Playing the Indian Card

Wednesday, September 01, 2021

The Folk Mass Fraud

 


Many lament that, in possession of the world’s richest musical heritage, the Catholic Church has since the 1970s insisted instead on the “folk mass.”

I love folk music. I resent the term being misapplied here. A folk mass would be great. The music of the modern mass is not folk music.

It is supposed to be. Musicam Sacram, issued in 1967 in the wake of Vatican II, called for “adapting sacred music for those regions which possess a musical tradition of their own.” That was the charter from which this has emerged. And there is a rich North American tradition of sacred music. There is a rich European tradition of sacred music. There is a rich African, African-American, and Caribbean tradition of sacred music. Real folk music is religious. Just pull out any old folk album: the religious element is obvious, and must be a puzzlement or an embarrassment to all the modern lefties who are also folkies. “By the Rivers of Babylon”; “Wayfaring Stranger”; “Go Tell It on the Mountain”; “Will the Circle Be Unbroken.” It’s all either overtly religious or conveys a moral lesson. 

But instead of drawing on this tradition directly, new songs were composed hastily by a small body of men, the St. Louis Jesuits. This is by definition the opposite of folk music.

While real folk music is generally emotionally profound, these new songs were Tin Pan Alley superficial. 

O city of gladness, now lift up your voice.

Proclaim the good tidings that all may rejoice!

 


I guess I experienced the height of it when, walking past a church in Syracuse in 1978 or so, I heard the carillon chime out the tune to John Denver’s “Sunshine on My Shoulders.”

Sunshine on my shoulders makes me happy

Sunshine in my eyes can make me cry

Sunshine on the water looks so lovely

Sunshine almost always makes me high

 

It is all so blandly cheerful.

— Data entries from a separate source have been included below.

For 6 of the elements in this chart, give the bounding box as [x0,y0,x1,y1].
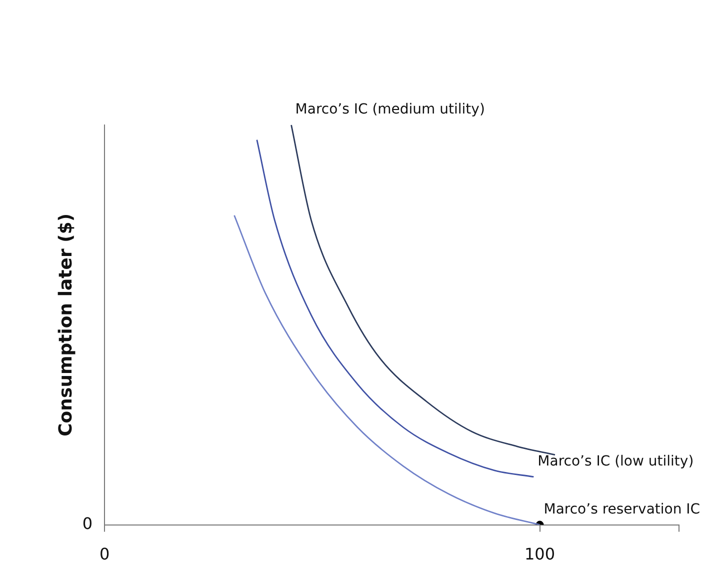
y-axis-title: Consumption later ($) [55,213,76,436]
annotation: Marco’s reservation IC [544,501,700,518]
text: 0 [82,514,93,533]
annotation: Marco’s IC (low utility) [538,453,694,470]
annotation: Marco’s IC (medium utility) [295,102,485,118]
x-tick-label: 100 [524,544,556,564]
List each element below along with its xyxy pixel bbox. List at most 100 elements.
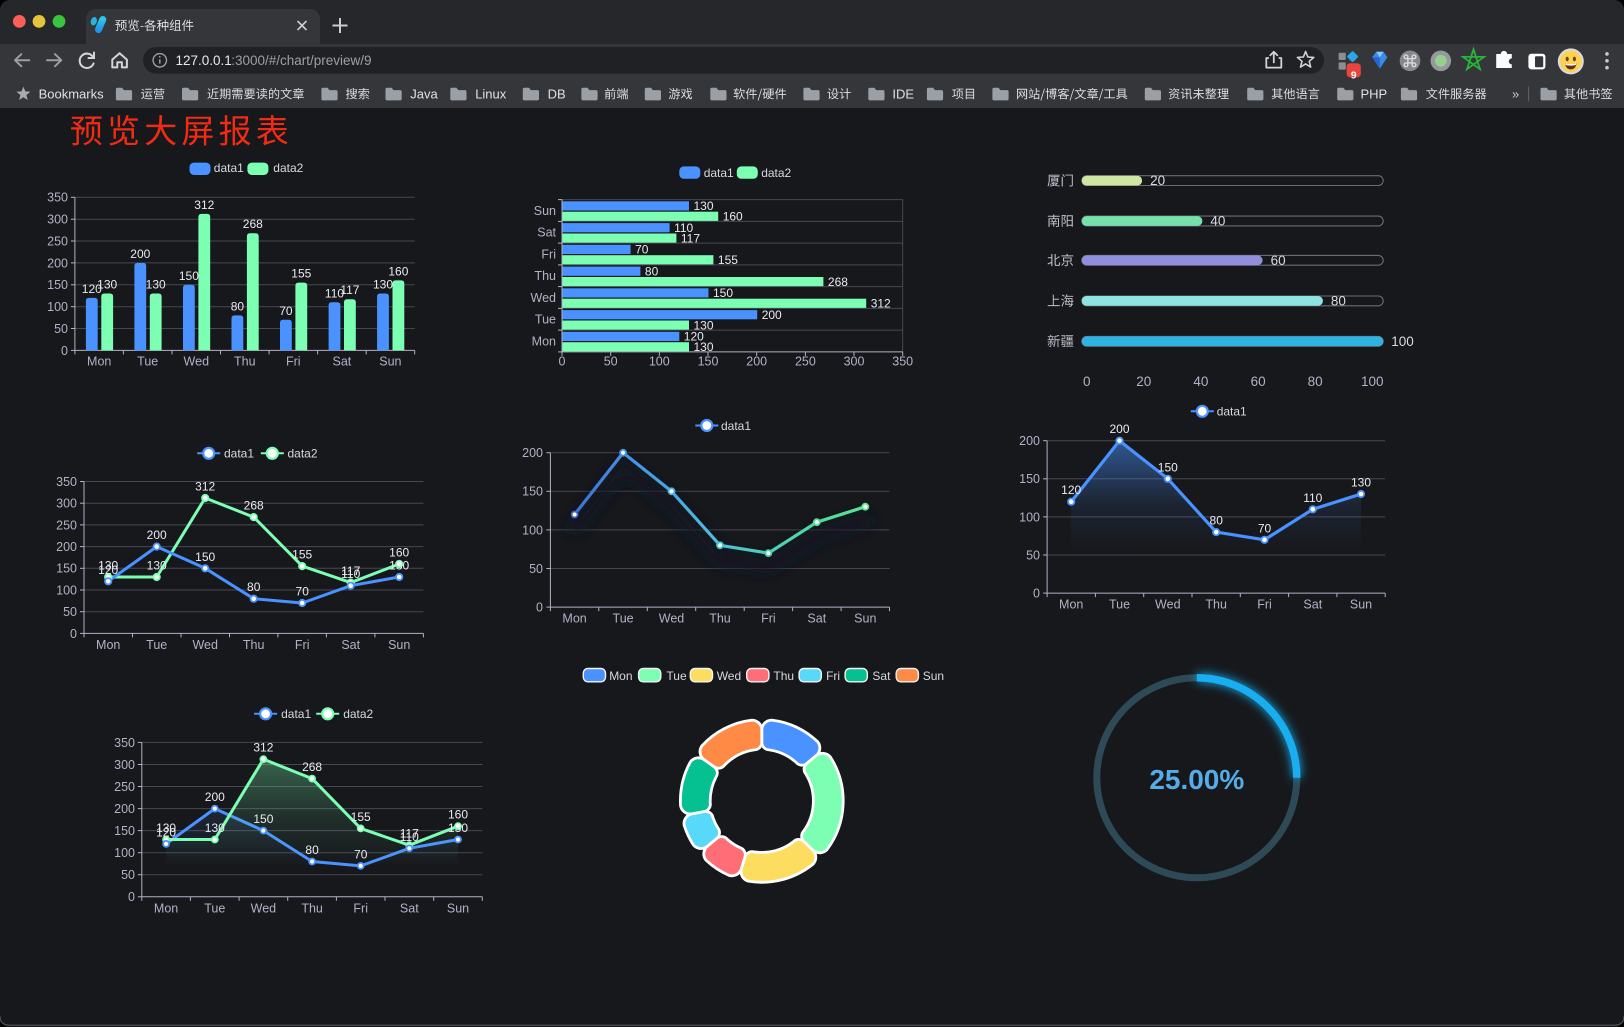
svg-text:80: 80 [247, 580, 261, 594]
svg-text:250: 250 [47, 234, 68, 248]
svg-text:0: 0 [128, 890, 135, 904]
svg-text:120: 120 [98, 563, 118, 577]
svg-text:117: 117 [341, 564, 360, 578]
svg-text:Thu: Thu [234, 355, 256, 369]
svg-text:150: 150 [47, 278, 68, 292]
svg-text:Tue: Tue [666, 669, 687, 683]
svg-text:312: 312 [194, 198, 214, 212]
svg-text:70: 70 [635, 243, 649, 257]
svg-text:350: 350 [114, 736, 135, 750]
svg-text:80: 80 [231, 299, 245, 313]
svg-text:40: 40 [1210, 214, 1225, 229]
svg-text:155: 155 [718, 253, 738, 267]
svg-text:50: 50 [63, 605, 77, 619]
svg-text:Mon: Mon [1059, 598, 1083, 612]
svg-text:130: 130 [1351, 476, 1371, 490]
svg-text:155: 155 [292, 548, 312, 562]
svg-text:130: 130 [97, 278, 117, 292]
svg-text:150: 150 [1158, 460, 1178, 474]
svg-text:Fri: Fri [826, 669, 840, 683]
svg-text:130: 130 [146, 278, 166, 292]
svg-text:100: 100 [649, 355, 670, 369]
svg-text:200: 200 [114, 802, 135, 816]
svg-text:Fri: Fri [1257, 598, 1272, 612]
svg-text:Fri: Fri [541, 247, 556, 261]
svg-text:120: 120 [684, 330, 704, 344]
svg-text:155: 155 [291, 267, 311, 281]
svg-text:0: 0 [1033, 587, 1040, 601]
svg-text:20: 20 [1136, 374, 1151, 389]
svg-text:20: 20 [1150, 173, 1165, 188]
svg-text:155: 155 [351, 810, 371, 824]
svg-text:130: 130 [156, 821, 176, 835]
svg-text:100: 100 [47, 300, 68, 314]
svg-text:data2: data2 [761, 166, 791, 180]
svg-text:data1: data1 [214, 161, 244, 175]
svg-text:Sat: Sat [400, 902, 419, 916]
svg-text:Fri: Fri [353, 902, 368, 916]
svg-text:data2: data2 [343, 707, 373, 721]
svg-text:60: 60 [1251, 374, 1266, 389]
svg-text:312: 312 [871, 297, 891, 311]
svg-text:100: 100 [522, 523, 543, 537]
svg-text:Fri: Fri [761, 612, 776, 626]
svg-text:70: 70 [296, 585, 310, 599]
svg-text:80: 80 [645, 264, 659, 278]
svg-text:data1: data1 [721, 419, 751, 433]
svg-text:data1: data1 [224, 447, 254, 461]
svg-text:Thu: Thu [773, 669, 794, 683]
svg-text:160: 160 [388, 264, 408, 278]
svg-text:268: 268 [243, 217, 263, 231]
svg-text:80: 80 [1331, 294, 1346, 309]
svg-text:0: 0 [61, 344, 68, 358]
svg-text:120: 120 [82, 282, 102, 296]
svg-text:200: 200 [205, 790, 225, 804]
svg-text:50: 50 [529, 562, 543, 576]
svg-text:100: 100 [1019, 510, 1040, 524]
svg-text:Mon: Mon [96, 638, 120, 652]
svg-text:Sun: Sun [923, 669, 944, 683]
svg-text:Sat: Sat [333, 355, 352, 369]
svg-text:350: 350 [892, 355, 913, 369]
svg-text:130: 130 [147, 559, 167, 573]
svg-text:Wed: Wed [192, 638, 218, 652]
svg-text:120: 120 [156, 825, 176, 839]
svg-text:300: 300 [844, 355, 865, 369]
svg-text:200: 200 [1109, 422, 1129, 436]
svg-text:Thu: Thu [243, 638, 265, 652]
svg-text:Sat: Sat [1303, 598, 1322, 612]
svg-text:160: 160 [389, 546, 409, 560]
svg-text:200: 200 [746, 355, 767, 369]
svg-text:350: 350 [56, 475, 77, 489]
svg-text:Sun: Sun [534, 204, 556, 218]
svg-text:130: 130 [694, 318, 714, 332]
svg-text::3000/#/chart/preview/9: :3000/#/chart/preview/9 [231, 53, 371, 68]
svg-text:Wed: Wed [659, 612, 685, 626]
svg-text:0: 0 [536, 601, 543, 615]
svg-text:110: 110 [325, 286, 344, 300]
svg-text:60: 60 [1271, 253, 1286, 268]
svg-text:200: 200 [762, 308, 782, 322]
svg-text:Sat: Sat [807, 612, 826, 626]
svg-text:Mon: Mon [87, 355, 111, 369]
svg-text:Sun: Sun [379, 355, 401, 369]
svg-text:150: 150 [522, 485, 543, 499]
svg-text:Wed: Wed [184, 355, 210, 369]
svg-text:250: 250 [56, 518, 77, 532]
svg-text:Fri: Fri [286, 355, 301, 369]
svg-text:data1: data1 [281, 707, 311, 721]
svg-text:127.0.0.1: 127.0.0.1 [176, 53, 232, 68]
svg-text:data1: data1 [1217, 405, 1247, 419]
svg-text:350: 350 [47, 191, 68, 205]
svg-text:80: 80 [305, 843, 319, 857]
svg-text:117: 117 [400, 827, 419, 841]
svg-text:200: 200 [1019, 434, 1040, 448]
svg-text:»: » [1512, 87, 1519, 102]
svg-text:150: 150 [195, 550, 215, 564]
svg-text:Tue: Tue [535, 313, 556, 327]
svg-text:Wed: Wed [251, 902, 277, 916]
svg-text:Tue: Tue [146, 638, 167, 652]
svg-text:130: 130 [98, 559, 118, 573]
svg-text:25.00%: 25.00% [1149, 764, 1244, 795]
svg-text:Tue: Tue [137, 355, 158, 369]
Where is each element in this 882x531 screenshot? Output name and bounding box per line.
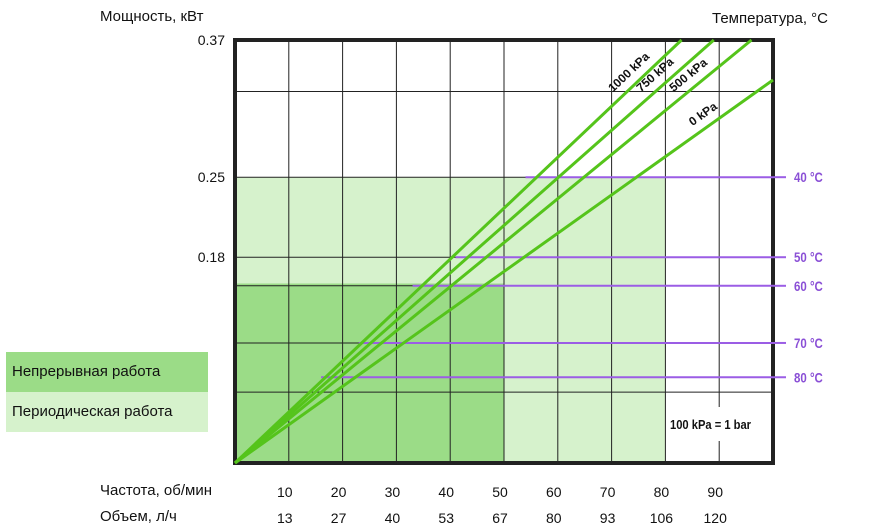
note-box: 100 kPa = 1 bar (666, 407, 766, 441)
x-axis-label-volume: Объем, л/ч (100, 508, 177, 525)
pressure-line-1 (234, 38, 715, 465)
pressure-line-0 (233, 38, 683, 465)
x-tick-volume-5: 80 (546, 510, 562, 526)
note-text: 100 kPa = 1 bar (670, 417, 751, 432)
legend-intermittent: Периодическая работа (6, 392, 208, 432)
x-tick-freq-2: 30 (385, 484, 401, 500)
x-tick-volume-3: 53 (438, 510, 454, 526)
temp-label-0: 40 °C (794, 169, 823, 185)
legend-intermittent-label: Периодическая работа (12, 403, 173, 420)
x-tick-freq-4: 50 (492, 484, 508, 500)
region-continuous (235, 283, 504, 463)
x-tick-freq-3: 40 (438, 484, 454, 500)
pressure-line-2 (234, 38, 753, 465)
x-tick-volume-1: 27 (331, 510, 347, 526)
x-tick-freq-7: 80 (654, 484, 670, 500)
legend-continuous-label: Непрерывная работа (12, 363, 161, 380)
x-axis-label-frequency: Частота, об/мин (100, 482, 213, 499)
x-tick-volume-2: 40 (385, 510, 401, 526)
temp-label-3: 70 °C (794, 335, 823, 351)
x-tick-freq-6: 70 (600, 484, 616, 500)
legend-continuous: Непрерывная работа (6, 352, 208, 392)
x-tick-volume-4: 67 (492, 510, 508, 526)
y2-axis-label: Температура, °C (712, 10, 829, 27)
y-axis-label: Мощность, кВт (100, 8, 204, 25)
x-tick-freq-8: 90 (707, 484, 723, 500)
y-tick-label-1: 0.25 (198, 169, 225, 185)
x-tick-freq-1: 20 (331, 484, 347, 500)
temp-label-4: 80 °C (794, 369, 823, 385)
note-box-bg (666, 407, 766, 441)
plot-frame (233, 38, 775, 465)
x-tick-freq-5: 60 (546, 484, 562, 500)
pressure-line-3 (234, 78, 774, 465)
x-tick-volume-0: 13 (277, 510, 293, 526)
temp-label-1: 50 °C (794, 249, 823, 265)
x-tick-volume-7: 106 (650, 510, 674, 526)
pressure-label-3: 0 kPa (686, 99, 720, 129)
x-tick-freq-0: 10 (277, 484, 293, 500)
x-tick-volume-6: 93 (600, 510, 616, 526)
y-tick-label-2: 0.18 (198, 249, 225, 265)
x-tick-volume-8: 120 (704, 510, 728, 526)
temp-label-2: 60 °C (794, 278, 823, 294)
y-tick-label-0: 0.37 (198, 32, 225, 48)
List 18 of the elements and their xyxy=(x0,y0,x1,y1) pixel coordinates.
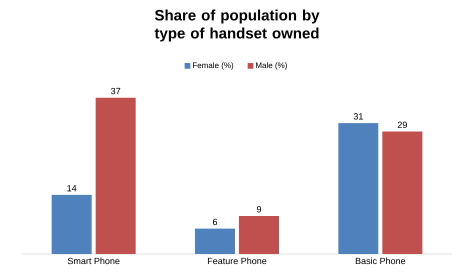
bar xyxy=(338,123,378,254)
data-label: 9 xyxy=(256,206,262,212)
bar xyxy=(52,194,92,254)
bar xyxy=(96,98,136,254)
x-tick-label: Basic Phone xyxy=(356,258,406,264)
data-label: 29 xyxy=(398,122,407,128)
x-tick-label: Feature Phone xyxy=(208,258,266,264)
legend-label: Female (%) xyxy=(192,62,234,70)
bar xyxy=(239,216,280,254)
chart-title: Share of population by type of handset owned xyxy=(154,10,320,42)
data-label: 37 xyxy=(111,88,120,94)
x-tick-label: Smart Phone xyxy=(68,258,120,264)
data-label: 14 xyxy=(67,185,76,192)
bar xyxy=(195,228,235,254)
data-label: 6 xyxy=(212,218,218,226)
bar xyxy=(382,132,422,254)
legend-label: Male (%) xyxy=(256,62,287,70)
data-label: 31 xyxy=(354,113,363,120)
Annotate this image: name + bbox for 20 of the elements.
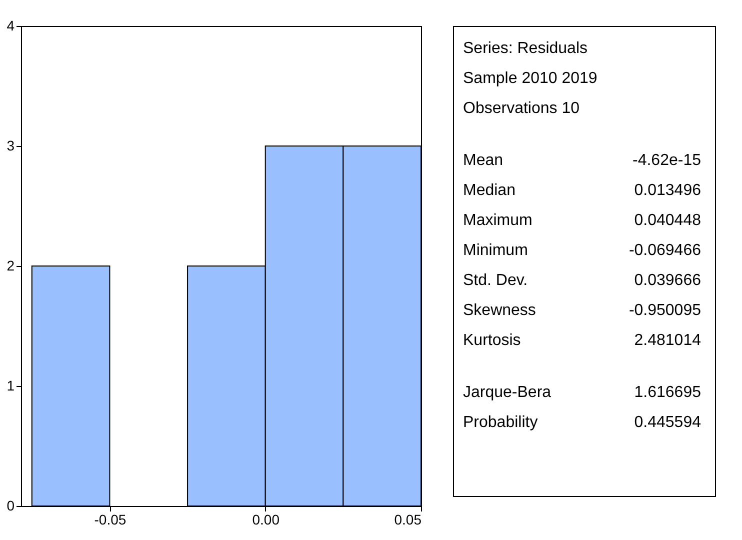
text: Probability 0.445594 bbox=[463, 414, 701, 431]
text: Maximum 0.040448 bbox=[463, 212, 701, 229]
text: Mean -4.62e-15 bbox=[463, 152, 701, 169]
y-tick-label: 1 bbox=[6, 378, 15, 394]
text: Series: Residuals bbox=[463, 40, 588, 57]
text: Observations 10 bbox=[463, 100, 580, 117]
text: Kurtosis 2.481014 bbox=[463, 332, 701, 349]
text: Skewness -0.950095 bbox=[463, 302, 701, 319]
y-tick-label: 2 bbox=[6, 258, 15, 274]
x-tick-label: 0.05 bbox=[394, 512, 422, 528]
text: Minimum -0.069466 bbox=[463, 242, 701, 259]
y-tick-label: 4 bbox=[6, 18, 15, 34]
text: Std. Dev. 0.039666 bbox=[463, 272, 701, 289]
x-tick-label: 0.00 bbox=[252, 512, 280, 528]
text: Sample 2010 2019 bbox=[463, 70, 598, 87]
y-tick-label: 3 bbox=[6, 138, 15, 154]
text: Jarque-Bera 1.616695 bbox=[463, 384, 701, 401]
text: Median 0.013496 bbox=[463, 182, 701, 199]
y-tick-label: 0 bbox=[6, 498, 15, 514]
x-tick-label: -0.05 bbox=[94, 512, 126, 528]
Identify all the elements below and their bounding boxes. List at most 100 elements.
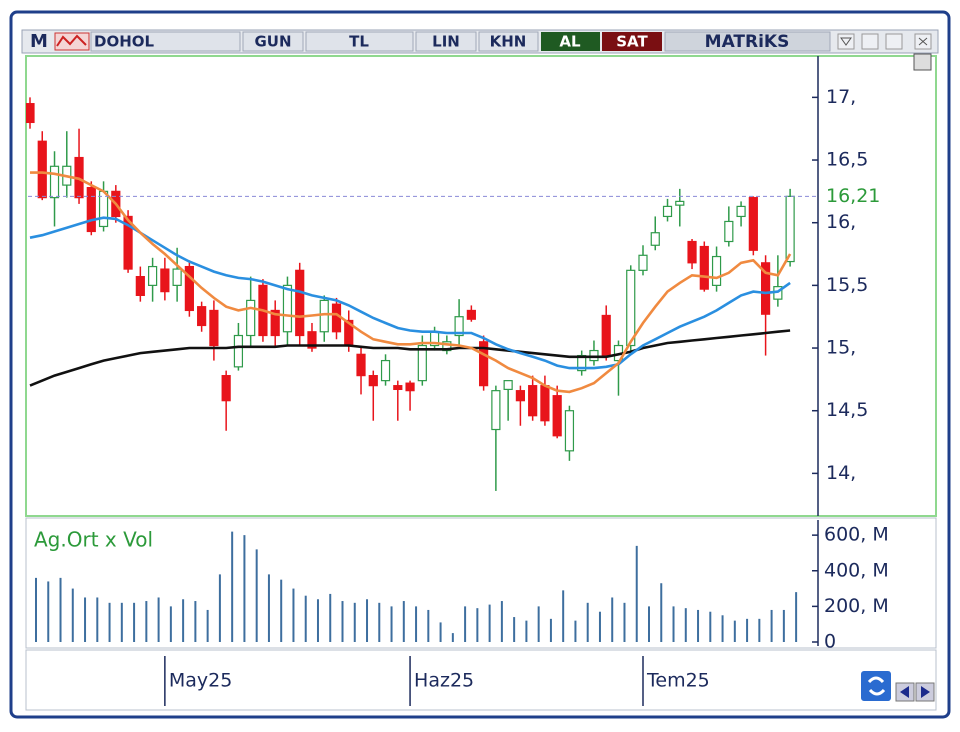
y-tick-label: 14, [826, 462, 856, 484]
y-tick-label: 16, [826, 211, 856, 233]
date-label: Tem25 [646, 670, 710, 692]
menu-button[interactable] [837, 33, 855, 50]
moving-average [29, 329, 791, 387]
candle-body [49, 165, 60, 199]
candle-body [331, 303, 342, 333]
toolbar: M DOHOL GUN TL LIN KHN AL SAT MATRiKS [21, 29, 939, 54]
period-button[interactable] [242, 31, 304, 52]
moving-average [29, 216, 791, 370]
buy: AL [559, 33, 581, 51]
candle-body [172, 268, 182, 286]
candle-body [748, 197, 758, 251]
volume-tick-label: 200, M [824, 595, 889, 617]
candle-body [270, 309, 280, 337]
candle-body [356, 353, 366, 377]
scale: LIN [432, 33, 460, 51]
candle-body [736, 205, 746, 218]
refresh-button[interactable] [861, 671, 891, 701]
candle-body [405, 382, 415, 392]
scale-button[interactable] [415, 31, 477, 52]
candle-body [368, 375, 378, 387]
currency: TL [349, 33, 369, 51]
logo: M [30, 31, 48, 52]
candle-body [295, 269, 305, 337]
prev-icon [900, 686, 909, 698]
maximize-button[interactable] [885, 33, 903, 50]
minimize-button[interactable] [861, 33, 879, 50]
candle-body [319, 299, 329, 333]
candle-body [26, 103, 35, 124]
volume-panel [25, 517, 937, 649]
candle-body [601, 314, 611, 357]
sell: SAT [616, 33, 648, 51]
candle-body [307, 331, 317, 349]
currency-button[interactable] [305, 31, 414, 52]
plot [26, 97, 795, 491]
y-tick-label: 16,5 [826, 149, 868, 171]
candle-body [380, 359, 391, 382]
moving-average [30, 171, 792, 394]
panel-button[interactable] [913, 53, 932, 71]
candle-body [37, 140, 47, 199]
y-tick-label: 15,5 [826, 274, 868, 296]
candle-body [135, 275, 145, 297]
period: GUN [254, 33, 291, 51]
date-label: May25 [169, 670, 232, 692]
candle-body [760, 262, 771, 315]
candle-body [393, 385, 403, 391]
candle-body [675, 200, 685, 206]
candle-body [221, 375, 231, 402]
candle-body [552, 395, 562, 437]
candle-body [282, 284, 293, 333]
volume-tick-label: 0 [824, 631, 836, 653]
chart-style: KHN [490, 33, 527, 51]
candle-body [626, 269, 636, 347]
style-button[interactable] [478, 31, 539, 52]
candle-body [479, 341, 489, 387]
candle-body [491, 390, 501, 431]
candle-body [454, 316, 464, 337]
icon-line [56, 34, 87, 47]
candle-body [417, 344, 427, 382]
next-icon [921, 686, 930, 698]
candle-body [148, 265, 158, 286]
candle-body [662, 205, 673, 218]
candle-body [699, 245, 709, 290]
brand: MATRiKS [705, 32, 790, 52]
candle-body [184, 265, 194, 312]
candle-body [160, 268, 170, 293]
y-tick-label: 14,5 [826, 399, 868, 421]
y-tick-label: 17, [826, 86, 856, 108]
candle-body [638, 254, 648, 271]
candle-body [540, 385, 550, 422]
candle-body [197, 306, 207, 327]
candle-body [466, 309, 476, 320]
candle-body [650, 232, 660, 246]
candle-body [687, 240, 697, 264]
date-bar [25, 649, 937, 711]
candle-body [564, 410, 575, 452]
candle-body [209, 309, 219, 347]
last-price-label: 16,21 [826, 185, 880, 207]
symbol-box[interactable] [90, 31, 241, 52]
candle-body [528, 385, 538, 417]
candle-body [711, 255, 722, 286]
candle-body [233, 334, 244, 368]
candle-body [123, 215, 133, 270]
candle-body [515, 390, 526, 402]
candle-body [503, 380, 513, 391]
brand-box [664, 31, 831, 52]
menu-icon [840, 37, 852, 46]
date-label: Haz25 [414, 670, 474, 692]
candle-body [246, 299, 256, 337]
sell-button[interactable] [602, 32, 662, 51]
candle-body [724, 220, 734, 243]
symbol: DOHOL [94, 33, 155, 51]
volume-tick-label: 400, M [824, 559, 889, 581]
buy-button[interactable] [541, 32, 600, 51]
nav-buttons [861, 671, 935, 702]
close-icon [918, 37, 928, 46]
volume-tick-label: 600, M [824, 524, 889, 546]
candle-body [86, 187, 96, 233]
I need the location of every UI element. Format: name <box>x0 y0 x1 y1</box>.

Compare any real folk or gospel song:


Were you there when they crucified my Lord? 

Were you there when they crucified my Lord? 

Oh, sometimes it causes me to tremble, tremble, tremble. 

Were you there when they crucified my Lord?

 


Or:


I am a poor wayfaring stranger

Travelling through this land of woe.

And there's no sickness, toil or danger

In that bright world to which I go.



 

Why are we stuck with music at the level of The Archies singing “Sugar, Sugar” in the very presence of the great mystery of the ages? Why did we deliberately reject existing beauty, even against the Vatican recommendation, for mediocrity?

I look up the Canadian Conference of Catholic Bishops’ official Guidelines for Liturgical Music. It quotes, in turn, the General Instruction of the Roman Missal to say “singing is the sign of the heart’s joy.” 

Aha. Is it? Anyone who is familiar with folk music, is your typical folk song unrelentingly cheerful? Isn’t there a reason why “the blues” is called “the blues”? For that matter, is your typical piece of classical music? Mendelssohn is generally consigned to the second tier of classical composers precisely because his music is too cheerful.

The bishops continue: “It arises from joy and, if we look closer at it, from love. Singing and making music belong to lovers.” The General Instructions vaguely cites St. Augustine as their authority here, but without quoting him to that effect; and the writings they do cite seem to say nothing like this.

People who see art as no more than entertainment are people who are spiritually shallow. A blues musician would say that they have no soul.

 “The foremost reason for all song during the liturgy,” the document goes on to maintain, “is to give praise and thanks to God.” The idea is enshrined in the title of the common Catholic hymnal, Glory and Praise. Happy, happy, joy, joy. 

But wasn’t there something in the mass about dying on a cross, about mea maxima culpa, about mercy, about prayers and petitions, about turning from sin, about drinking blood and eating flesh? If the bishops as a body really think the mass is a celebration of all creation as it is, we have a deeper problem than the music.

To be satisfied with the world as it is, with sunshine on your shoulder, to say that we are right now in “the city of gladness,” is the opposite of the Christian message. It is a surrender to the first of the three great temptations, “the world, the flesh, and the devil.” I suspect it is a surrender to all three: what the hallelujah chorus attitude wants most, I suspect, is to deny the existence of sin.

It is a message that would appeal to Dives, not Lazarus.